Major benchmarks were largely lower on Wednesday morning, but all eyes were on the Federal Open Market Committee. The monetary policy body's two-day meeting will come to an end this afternoon, and many investors anticipate another reduction in interest rates designed to try to promote economic growth. As of 11 a.m. EDT, the Dow Jones Industrial Average (^DJI -0.43%) was down 62 points to 27,048. The S&P 500 (^GSPC -0.21%) fell 7 points to 2,998, and the Nasdaq Composite (^IXIC 0.00%) dropped 24 points to 8,162.
Everywhere across the economy, companies are aiming to serve their customers the best way they can. For e-commerce giant Amazon.com (AMZN -0.64%), that means trying to help make it easier for people who want to shop online but also want to pay using cash. For General Mills (GIS -0.88%), shifting trends among consumers toward different types of food products has been a cause for concern at the cereal giant, but its latest results show some of the things it's attempting in order to keep its leadership role in the food industry.
Amazon teams up with Western Union
Shares of Amazon.com eased lower by less than 1% Wednesday morning after the e-commerce giant announced a new collaboration. The company launched its PayCode service in the U.S., creating a partnership with Western Union to give its cash-paying customers another option for buying goods through the online marketplace.
Under the service, Amazon customers would choose PayCode at checkout and then proceed to one of 15,000 Western Union locations. There, they'd pay in cash for their items.
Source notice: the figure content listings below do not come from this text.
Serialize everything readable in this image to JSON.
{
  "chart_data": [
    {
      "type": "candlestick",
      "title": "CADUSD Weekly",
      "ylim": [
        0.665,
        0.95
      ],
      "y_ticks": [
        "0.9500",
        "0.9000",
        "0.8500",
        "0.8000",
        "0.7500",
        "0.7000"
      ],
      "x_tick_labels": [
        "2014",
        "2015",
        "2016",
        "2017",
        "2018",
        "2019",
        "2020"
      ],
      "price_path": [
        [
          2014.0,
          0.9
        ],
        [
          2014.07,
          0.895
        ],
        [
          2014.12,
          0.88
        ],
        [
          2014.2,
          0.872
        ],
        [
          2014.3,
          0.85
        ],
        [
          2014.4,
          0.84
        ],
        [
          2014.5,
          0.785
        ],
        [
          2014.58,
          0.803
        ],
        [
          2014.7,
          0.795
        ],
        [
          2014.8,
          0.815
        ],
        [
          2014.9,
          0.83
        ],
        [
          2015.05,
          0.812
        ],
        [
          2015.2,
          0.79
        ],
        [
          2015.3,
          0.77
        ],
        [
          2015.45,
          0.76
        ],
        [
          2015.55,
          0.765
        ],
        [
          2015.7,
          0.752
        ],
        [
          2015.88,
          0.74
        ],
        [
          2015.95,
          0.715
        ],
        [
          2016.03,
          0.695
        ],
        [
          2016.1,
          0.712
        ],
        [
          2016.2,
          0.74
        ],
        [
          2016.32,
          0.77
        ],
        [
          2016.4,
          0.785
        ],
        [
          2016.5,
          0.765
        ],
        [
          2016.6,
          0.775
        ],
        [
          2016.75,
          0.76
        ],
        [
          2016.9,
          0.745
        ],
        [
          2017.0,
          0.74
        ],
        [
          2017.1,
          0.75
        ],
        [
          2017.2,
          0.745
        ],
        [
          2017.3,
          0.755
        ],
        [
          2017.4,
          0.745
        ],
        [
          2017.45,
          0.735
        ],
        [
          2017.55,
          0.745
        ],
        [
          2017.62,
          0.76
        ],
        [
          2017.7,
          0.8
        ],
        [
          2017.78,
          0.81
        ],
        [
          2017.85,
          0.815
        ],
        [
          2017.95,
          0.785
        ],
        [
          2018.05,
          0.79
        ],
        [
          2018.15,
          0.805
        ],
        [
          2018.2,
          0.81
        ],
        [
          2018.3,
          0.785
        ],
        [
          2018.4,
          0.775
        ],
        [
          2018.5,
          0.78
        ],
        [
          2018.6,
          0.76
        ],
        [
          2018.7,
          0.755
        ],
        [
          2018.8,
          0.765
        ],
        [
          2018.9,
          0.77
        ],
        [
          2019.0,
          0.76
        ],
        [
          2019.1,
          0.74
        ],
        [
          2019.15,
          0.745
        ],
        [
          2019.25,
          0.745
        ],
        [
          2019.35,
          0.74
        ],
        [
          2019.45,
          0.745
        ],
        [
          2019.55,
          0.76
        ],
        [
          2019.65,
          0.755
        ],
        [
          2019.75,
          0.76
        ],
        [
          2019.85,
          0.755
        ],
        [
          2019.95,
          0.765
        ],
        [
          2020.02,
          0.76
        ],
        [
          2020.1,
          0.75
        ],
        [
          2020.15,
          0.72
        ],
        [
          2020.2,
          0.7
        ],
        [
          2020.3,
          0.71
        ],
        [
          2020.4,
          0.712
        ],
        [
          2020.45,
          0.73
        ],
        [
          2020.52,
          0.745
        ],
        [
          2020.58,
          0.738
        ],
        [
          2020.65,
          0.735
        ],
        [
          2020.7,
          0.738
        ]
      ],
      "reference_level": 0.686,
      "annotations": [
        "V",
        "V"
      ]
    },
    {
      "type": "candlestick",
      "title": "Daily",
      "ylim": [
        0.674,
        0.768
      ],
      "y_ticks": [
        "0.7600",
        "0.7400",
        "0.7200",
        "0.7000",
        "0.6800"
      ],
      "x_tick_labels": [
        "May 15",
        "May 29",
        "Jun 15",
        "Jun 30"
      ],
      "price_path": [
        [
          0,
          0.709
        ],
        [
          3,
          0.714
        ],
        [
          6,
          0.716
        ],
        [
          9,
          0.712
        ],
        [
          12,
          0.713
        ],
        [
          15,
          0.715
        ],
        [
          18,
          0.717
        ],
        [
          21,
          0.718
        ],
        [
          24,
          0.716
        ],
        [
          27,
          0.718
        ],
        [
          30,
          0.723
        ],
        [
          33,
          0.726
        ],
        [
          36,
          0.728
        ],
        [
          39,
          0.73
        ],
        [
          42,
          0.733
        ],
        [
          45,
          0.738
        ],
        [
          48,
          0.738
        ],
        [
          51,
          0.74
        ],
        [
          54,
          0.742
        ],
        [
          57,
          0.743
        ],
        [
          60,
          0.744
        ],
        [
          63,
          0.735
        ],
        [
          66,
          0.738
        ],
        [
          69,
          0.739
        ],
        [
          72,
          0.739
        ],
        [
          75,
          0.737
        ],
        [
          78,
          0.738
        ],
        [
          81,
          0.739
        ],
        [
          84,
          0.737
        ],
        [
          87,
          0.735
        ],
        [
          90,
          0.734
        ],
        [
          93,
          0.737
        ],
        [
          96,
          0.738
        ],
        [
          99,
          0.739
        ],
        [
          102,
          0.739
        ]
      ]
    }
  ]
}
The move adds to Amazon's capacity to handle cash transactions. Amazon Cash already has more than 100,000 locations nationwide, allowing customers to load a cash balance into their Amazon account for future use. However, the advantage of PayCode is that shoppers will be able to reverse the order of the transaction, finding items and making purchases first and then only afterward visiting Western Union to pay for them.
Across the economy, many companies have aimed at eliminating cash transactions entirely. Yet Amazon's move shows that the war on cash has some stalwart holdouts, and they're worth wooing as potential customers -- even for the titan of online shopping.
Top o' the mornin' from General Mills
General Mills saw its stock climb modestly after releasing its fiscal first-quarter financial results. The numbers from the food giant were mixed.
On one hand, sales were lower, with revenue falling 2% and organic sales dropping 1%. The company suffered considerable sales hits in its international business, with the Europe and Australia segment seeing a 9% sales decline and Asia and Latin America falling 10%. Pet products were the saving grace for the company, with a 7% sales boost coming almost entirely from pricing power.
Yet the food giant did manage to boost its bottom line. Adjusted earnings per share climbed 13% from year-ago levels as the pet category once again delivered an outsize contribution to those gains. Solid results in North America were able to offset weak profit performance elsewhere across the globe.
General Mills investors have been prepared for continuing challenges in the food industry, and so the results didn't come as a big surprise. CEO Jeff Harmening believes that the company made "clear progress in becoming a nimbler, more consumer-connected General Mills" during the quarter, but there's still plenty more work to do to achieve the long-term goal of enhanced returns for the business.